I arrived here on February 28, 2013 to serve a 30-month sentence for violating the Intelligence Identities Protection act of 1982. At least that’s what the government wants people to believe. In truth, this is my punishment for blowing the whistle on the CIA’s illegal torture program and for telling the public that torture was official US government policy,” Kiriakou writes. “But that’s a different story. The purpose of this letter is to tell you about prison life.

Despite being told by prosecutors and the presiding judge that he’d serve his sentence in Loretto’s Federal Work Camp, Kiriakou says he has been held at the main facility because the Bureau of Prisons deemed him a “threat to the public safety.”

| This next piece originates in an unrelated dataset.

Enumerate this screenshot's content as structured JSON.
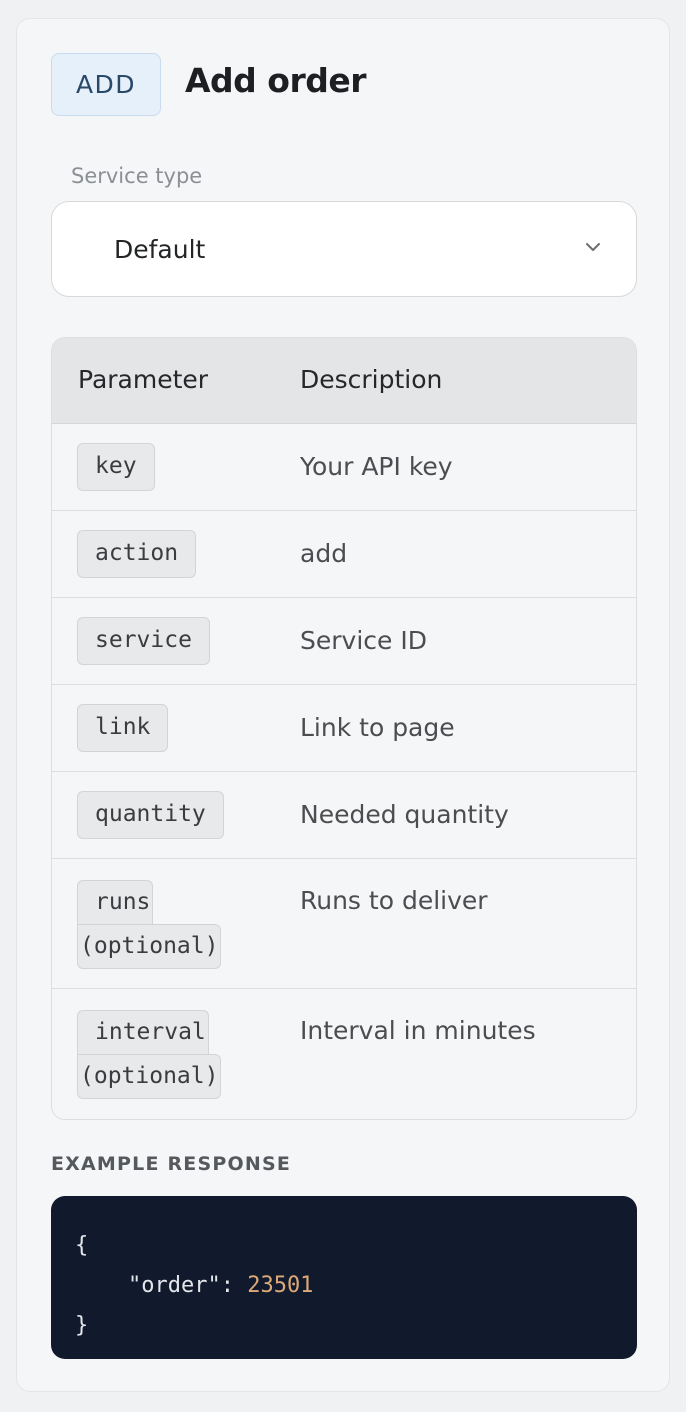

My cell is more like a cubicle made out of concrete block. Built to hold four men, mine holds six. Most others hold eight,” he writes.

Kiriakou says he volunteered to teach fellow prisoners as part of Loretto’s GED program, but his counselor dismissed his request. He now works as a janitor in the prison’s chapel and makes just over five dollars a month.

In regards to the other inmates, Kiriakou says he’s been largely accepted into the prison.

My reputation preceded me, and a rumor got started that I was a CIA hitman. The Aryans whispered that I was a ‘Muslim hunter,’ but the Muslims, on the strength of my Arabic language skills and a well-timed statement of support from Louis Farrakhan have lauded me as a champion of Muslim human rights. Meanwhile, the Italians have taken a liking to me because I’m patriotic, as they are, and I have a visceral dislike of the FBI, which they do as well. I have good relations with the blacks because I’ve helped several of them write communication appeals or letters to judges and I don’t charge anything for it. And the Hispanics respect me because my cellmates, who represent a myriad of Latin drug gangs, have told them to. So far, so good,” he writes.

Elsewhere, Kiriakou says that Loretto’s Special Investigative Service, “the prison version of every police department’s detective bureau,” tried to convince him that a fellow inmate, allegedly the uncle of an accused terrorist, was told to kill him.

But the more I thought about it, the more this made no sense. Why would the uncle of the Times Square bomber be in a low-security prison?” he writes.

In the meantime, SIS told him that I had made a call to Washington after we met, and that I had been instructed to kill him! We both laughed at the ham-handedness by which SIS tried to get us to attack each other. If we had, we could have spent the rest of our sentences in the SHU – solitary. Instead, we’re friendly, we exchange greetings in Arabic and English, and we chat,” he says.

He also says that his cell was ransacked by prison officials in a shake-down after correcting a guard who mispronounced his name.

Lesson learned: [Corrections officers] can treat us like subhumans but we have to show them faux respect even when it’s not earned,” he says.

Kiriakou is expected to finish his sentence in August 2015. Before going to Loretto, he said at an event in Washington, “I never tortured anybody, but I’m heading to prison while the torturers and the lawyers who papered over it and the people who deceived it and the men who destroyed the proof of it–the tapes– will never face justice.”

In 2012, Kiriakou was indicted on one count of violating the Intelligence Identities Protection Act, three counts of violating the Espionage Act, and one count of making false statements. He pleaded to the IIPA violation last October, prompting then-CIA director David Petraeus to hail the conviction.

This case yielded the first IIPA successful prosecution in 27 years, and it marks an important victory for our Agency, for our Intelligence Community, and for our country,” Petraeus said. “Oaths do matter, and there are indeed consequences for those who believe they are above the laws.” Petraeus resigned two months later after it was revealed that he had an extramarital affair with his biographer.